ROMA - Flussi anomali di puntate su partite arbitrate dallo stesso soggetto e poi l’incontro con un collega, al quale avrebbe offerto denaro, circa tremila euro, «in cambio di informazioni utili a consentirgli di effettuare scommesse dall’esito sicuro su ammonizioni e/o rigori e su quale squadra avrebbe segnato per prima». Con queste accuse, l’arbitro Luigi Catanoso della sezione di Reggio Calabria è stato condannato ieri a due anni di sospensione dal tribunale federale.

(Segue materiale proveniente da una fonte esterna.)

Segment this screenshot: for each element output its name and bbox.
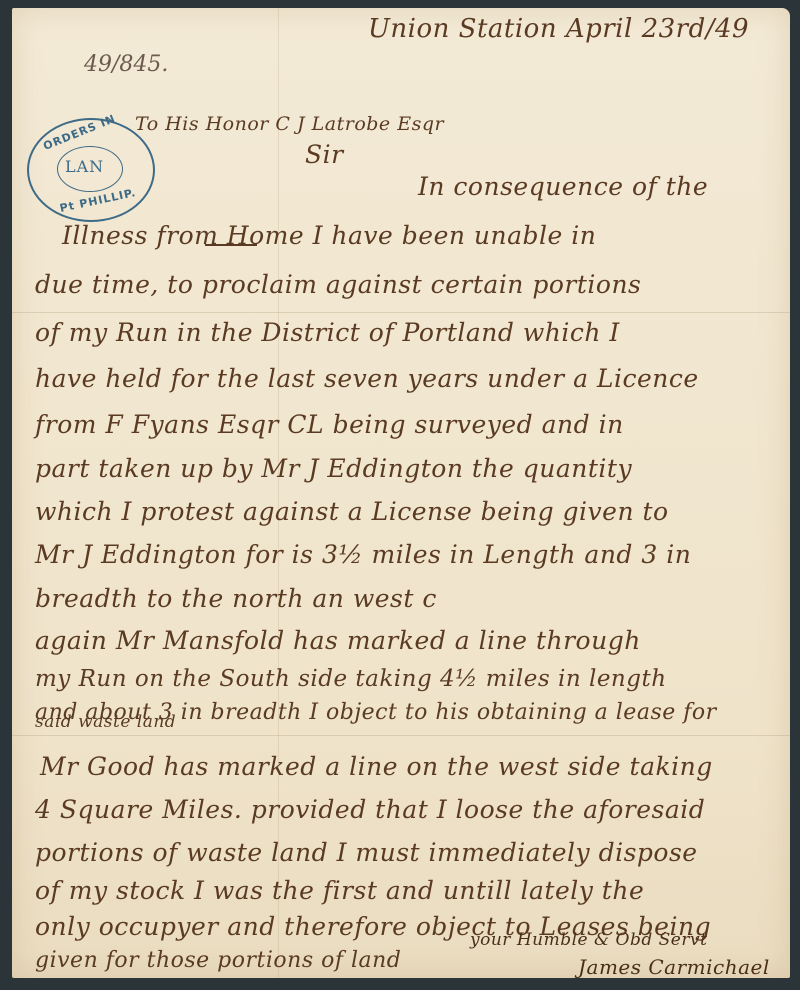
- reference-number: 49/845.: [84, 52, 168, 77]
- salutation: Sir: [305, 140, 344, 169]
- fold-line: [278, 8, 279, 978]
- letter-line: In consequence of the: [418, 172, 708, 201]
- letter-line: Mr J Eddington for is 3½ miles in Length…: [35, 540, 691, 569]
- letter-line: Illness from Home I have been unable in: [62, 221, 596, 250]
- letter-line: again Mr Mansfold has marked a line thro…: [35, 626, 641, 655]
- underline: [205, 244, 257, 246]
- stamp-center-text: LAN: [65, 157, 104, 176]
- letter-line: breadth to the north an west c: [35, 584, 437, 613]
- letter-line: Mr Good has marked a line on the west si…: [40, 752, 713, 781]
- letter-line: of my Run in the District of Portland wh…: [35, 318, 620, 347]
- addressee: To His Honor C J Latrobe Esqr: [135, 113, 444, 135]
- letter-line: part taken up by Mr J Eddington the quan…: [35, 454, 632, 483]
- closing: your Humble & Obd Servt: [470, 930, 707, 950]
- fold-line: [12, 735, 790, 736]
- fold-line: [12, 312, 790, 313]
- letter-line: said waste land: [35, 712, 176, 732]
- place-date: Union Station April 23rd/49: [368, 14, 749, 44]
- letter-line: of my stock I was the first and untill l…: [35, 876, 644, 905]
- letter-line: from F Fyans Esqr CL being surveyed and …: [35, 410, 624, 439]
- letter-line: which I protest against a License being …: [35, 497, 669, 526]
- letter-line: portions of waste land I must immediatel…: [35, 838, 698, 867]
- letter-line: have held for the last seven years under…: [35, 364, 699, 393]
- letter-line: due time, to proclaim against certain po…: [35, 270, 641, 299]
- signature: James Carmichael: [578, 955, 770, 979]
- letter-line: 4 Square Miles. provided that I loose th…: [35, 795, 705, 824]
- letter-line: given for those portions of land: [35, 948, 401, 973]
- letter-line: my Run on the South side taking 4½ miles…: [35, 666, 667, 692]
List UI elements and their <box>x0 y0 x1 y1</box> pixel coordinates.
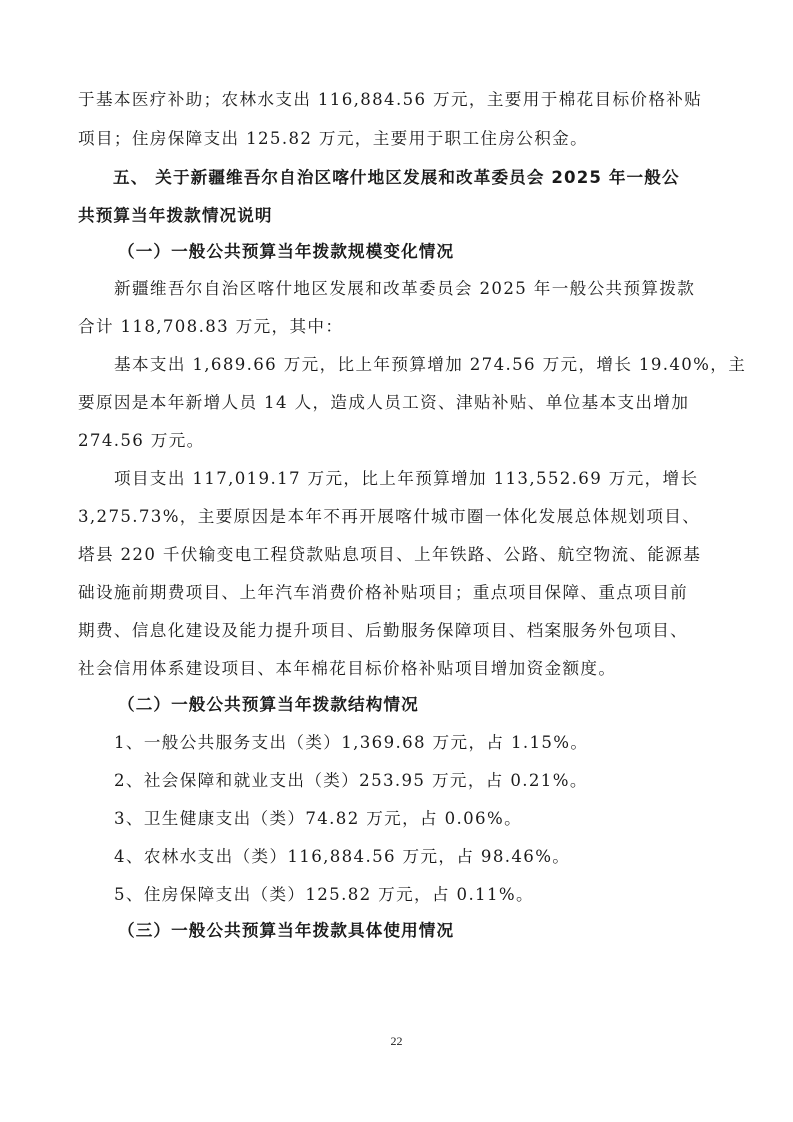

La sentenza che sconvolge il calcio professionistico
È una sentenza che sconvolge il calcio professionistico e che forse scoperchia, di nuovo, il vaso di Pandora del betting illecito tra i tesserati, a poco più di un anno dal caso che coinvolse anche calciatori di Serie A e della Nazionale. Stavolta è un direttore di gara della CAN C a essere finito nell’occhio del ciclone. Catanoso era già stato attenzionato nel 2020 in seguito a un match sospeso per un suo infortunio sospetto, oltre che per il solito eccesso di scommesse (segnalate ai Monopoli di Stato e comunicate in Figc) sui match che lo riguardavano. La procura di Roma non riuscì però a trovare prove sufficienti e archiviò l’indagine. In questa circostanza, l’innesco all’attività investigativa è nato invece da un incontro fisico, avvenuto a Firenze il 17 agosto, tra Catanoso e l’arbitro Milone, calabrese anche lui di Taurianova, designato per Empoli-Lazio di Primavera1. Secondo la procura Figc, Catanoso, forse immaginando di trovare una sponda, avrebbe tentato di corrompere il collega, che a quel punto ha avvisato il suo designatore, Ciampi, oltre che riferito i fatti all’ufficio del procuratore Chiné. Milone non ha mai arbitrato quella gara, venendo sostituito per ovvie ragioni, la sua testimonianza però si è rivelata decisiva. In attesa delle motivazioni della sentenza, è probabile che siano state accettate le tesi della procura: dunque, violazione del divieto di scommesse oltre che dei principi di lealtà, correttezza e probità, del regolamento dell’Aia e del codice etico.